(D3) Spätantike Heiligtumszerstörungen – Geschehen und Diskurs

Religiös motivierte Gewalt ist ein Signum der Spätantike. Gewalt gegen Andersgläubige und deren Kultorte, zuvor exzeptionell und tabuisiert, zielt nun, seit der von Konstantin eingeleiteten Politik der Christianisierung des Im­perium Ro­ma­num, auf lokaler Ebene jedoch nicht allein auf die radikale Verände­rung der religiösen Verhält­nis­se. Tem­pel-, Synagogen- oder Kirchen­zerstö­run­gen und Umwandlungen von Kult­stätten bezwecken auch eine Trans­for­mation der sozio­politischen Konfigura­tio­nen und der Modi öffentlicher Kommunikation in der spätantiken Stadt. Die Di­ver­sität dieser Prozesse, die dabei wirksamen Kräf­te und Bedingungen finden aktu­ell hohe Aufmerksamkeit in der Forschung.

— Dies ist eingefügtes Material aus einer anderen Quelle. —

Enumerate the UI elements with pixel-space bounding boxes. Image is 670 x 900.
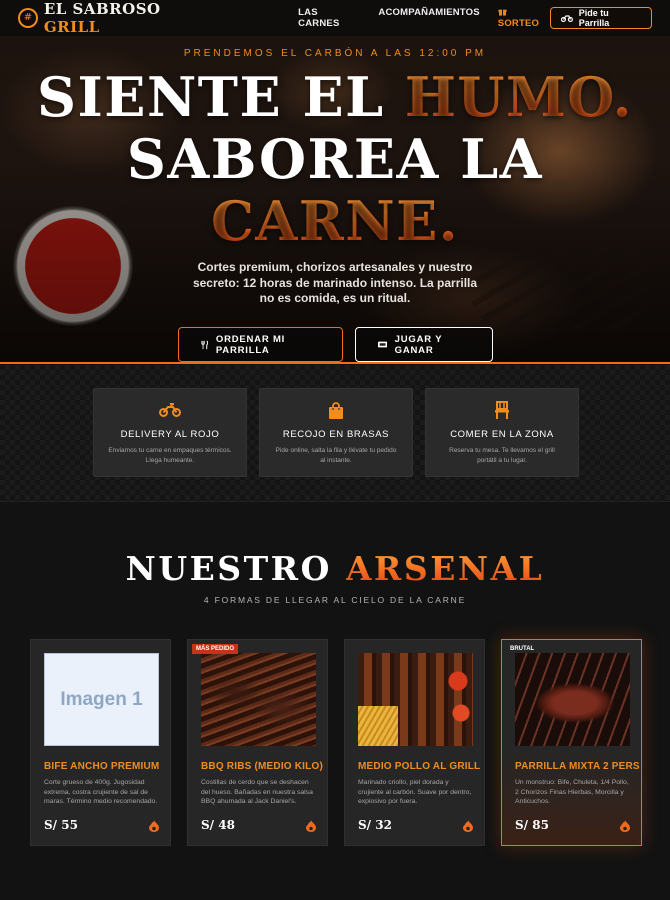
nav-link-sorteo[interactable]: SORTEO	[498, 7, 550, 29]
shopping-bag-icon	[329, 401, 343, 419]
motorcycle-icon	[159, 403, 181, 417]
fork-knife-icon	[200, 339, 208, 349]
services-section: DELIVERY AL ROJO Enviamos tu carne en em…	[0, 365, 670, 502]
grill-logo-icon: #	[18, 8, 38, 28]
brand-name: EL SABROSO GRILL	[43, 0, 161, 36]
gift-icon	[498, 9, 507, 16]
play-and-win-button[interactable]: JUGAR Y GANAR	[354, 327, 493, 362]
hero-headline: SIENTE EL HUMO. SABOREA LA CARNE.	[37, 65, 633, 253]
service-card-delivery: DELIVERY AL ROJO Enviamos tu carne en em…	[93, 388, 247, 477]
order-grill-button[interactable]: Pide tu Parrilla	[549, 7, 652, 29]
product-badge: BRUTAL	[510, 646, 535, 652]
product-card-ribs[interactable]: MÁS PEDIDO BBQ RIBS (MEDIO KILO) Costill…	[187, 639, 328, 846]
fire-icon[interactable]	[306, 820, 316, 832]
chair-icon	[495, 401, 509, 419]
product-price: S/ 55	[44, 818, 78, 832]
product-price: S/ 32	[358, 818, 392, 832]
product-title: MEDIO POLLO AL GRILL	[358, 761, 481, 772]
section-subtitle: 4 FORMAS DE LLEGAR AL CIELO DE LA CARNE	[203, 595, 467, 605]
product-image-pollo	[358, 653, 473, 746]
service-card-pickup: RECOJO EN BRASAS Pide online, salta la f…	[259, 388, 413, 477]
hero-subtitle: Cortes premium, chorizos artesanales y n…	[192, 260, 478, 305]
hero-kicker: PRENDEMOS EL CARBÓN A LAS 12:00 PM	[183, 48, 487, 59]
nav-links: LAS CARNES ACOMPAÑAMIENTOS SORTEO	[298, 7, 550, 29]
fire-icon[interactable]	[149, 820, 159, 832]
order-my-grill-button[interactable]: ORDENAR MI PARRILLA	[177, 327, 343, 362]
product-description: Costillas de cerdo que se deshacen del h…	[201, 779, 313, 806]
product-card-bife[interactable]: Imagen 1 BIFE ANCHO PREMIUM Corte grueso…	[30, 639, 171, 846]
products-section: NUESTRO ARSENAL 4 FORMAS DE LLEGAR AL CI…	[0, 502, 670, 900]
order-grill-label: Pide tu Parrilla	[578, 8, 610, 28]
product-title: BBQ RIBS (MEDIO KILO)	[201, 761, 323, 772]
product-card-parrilla-mixta[interactable]: BRUTAL PARRILLA MIXTA 2 PERS Un monstruo…	[501, 639, 642, 846]
product-image-mixta	[515, 653, 630, 746]
ticket-icon	[377, 341, 387, 348]
hero-section: PRENDEMOS EL CARBÓN A LAS 12:00 PM SIENT…	[0, 0, 670, 364]
product-badge: MÁS PEDIDO	[192, 644, 239, 654]
product-price: S/ 85	[515, 818, 549, 832]
section-title: NUESTRO ARSENAL	[125, 549, 545, 588]
product-description: Un monstruo: Bife, Chuleta, 1/4 Pollo, 2…	[515, 779, 629, 806]
product-title: BIFE ANCHO PREMIUM	[44, 761, 160, 772]
nav-link-carnes[interactable]: LAS CARNES	[298, 7, 360, 29]
top-navbar: # EL SABROSO GRILL LAS CARNES ACOMPAÑAMI…	[0, 0, 670, 36]
fire-icon[interactable]	[620, 820, 630, 832]
product-title: PARRILLA MIXTA 2 PERS	[515, 761, 640, 772]
nav-link-acompanamientos[interactable]: ACOMPAÑAMIENTOS	[378, 7, 479, 29]
product-description: Marinado criollo, piel dorada y crujient…	[358, 779, 472, 806]
product-price: S/ 48	[201, 818, 235, 832]
brand-logo[interactable]: # EL SABROSO GRILL	[18, 0, 220, 36]
fire-icon[interactable]	[463, 820, 473, 832]
motorcycle-icon	[560, 15, 573, 22]
service-card-dine-in: COMER EN LA ZONA Reserva tu mesa. Te lle…	[425, 388, 579, 477]
hero-actions: ORDENAR MI PARRILLA JUGAR Y GANAR	[0, 327, 670, 362]
product-image-ribs	[201, 653, 316, 746]
product-image-placeholder: Imagen 1	[44, 653, 159, 746]
product-description: Corte grueso de 400g. Jugosidad extrema,…	[44, 779, 158, 806]
product-card-pollo[interactable]: MEDIO POLLO AL GRILL Marinado criollo, p…	[344, 639, 485, 846]
product-grid: Imagen 1 BIFE ANCHO PREMIUM Corte grueso…	[30, 639, 642, 846]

Kaum beachtet (als Problem wie als Chance) wird hingegen die Semantik und Funktionalität von Heiligtumszerstörungen in der (meist christ­lichen) Über­lie­fe­rung: Der erfolgreiche Zugriff auf religiöse Stätten inszeniert Macht und Recht­gläubig­keit, birgt heilsgeschichtliches Potential und gestattet sinnstiftende Dar­stellung. Das Projekt analysiert zunächst die Entstehung einer inner­christ­lichen Debatte über die Legitimität und Notwen­digkeit von Gewalt­an­wendung so­wie die christliche Entdeckung und Konzeptionalisierung des sakralen Rau­mes im 4. Jahrhundert. Von dieser Basis aus ist die Grammatik des Dis­kur­ses (in Pre­digten, Kirchengeschichten, Hagiographie u. a.), der besonders im 4. und 5. Jahr­hun­dert über pagane, jüdische oder heterodoxe Kultstätten und ihre Zer­stö­rung ge­führt wurde, zu rekonstruieren und auf seine zeitlichen wie räumli­chen Para­me­ter hin zu klären. Die Analyse zielt dabei gleicher­maßen auf die kon­kre­ten histo­ri­schen Konsequenzen des Diskurses (z. B. in der Gesetz­­ge­bung), sei­ne Bedeu­tung als Argument in der religiösen und politischen Ausein­an­der­set­zung und seine konkrete historische Wirk­sam­keit. Die Rück­wir­kungen der reli­giösen Gewalt und ihres Diskurses auf Selbst­verständnis und Agie­ren des spät­an­­ti­ken Staa­tes sind ebenso in den Blick zu nehmen wie, exempli gra­tia, die Autori­tätsbe­grün­dung und -si­che­rung durch Heiligtumszerstörung in Krei­sen der christlichen Kirche oder die Identitätsstiftung und Traditions­bil­dung durch Gewalt im Spiegel der Grün­dungslegen­den christlicher Gemein­den.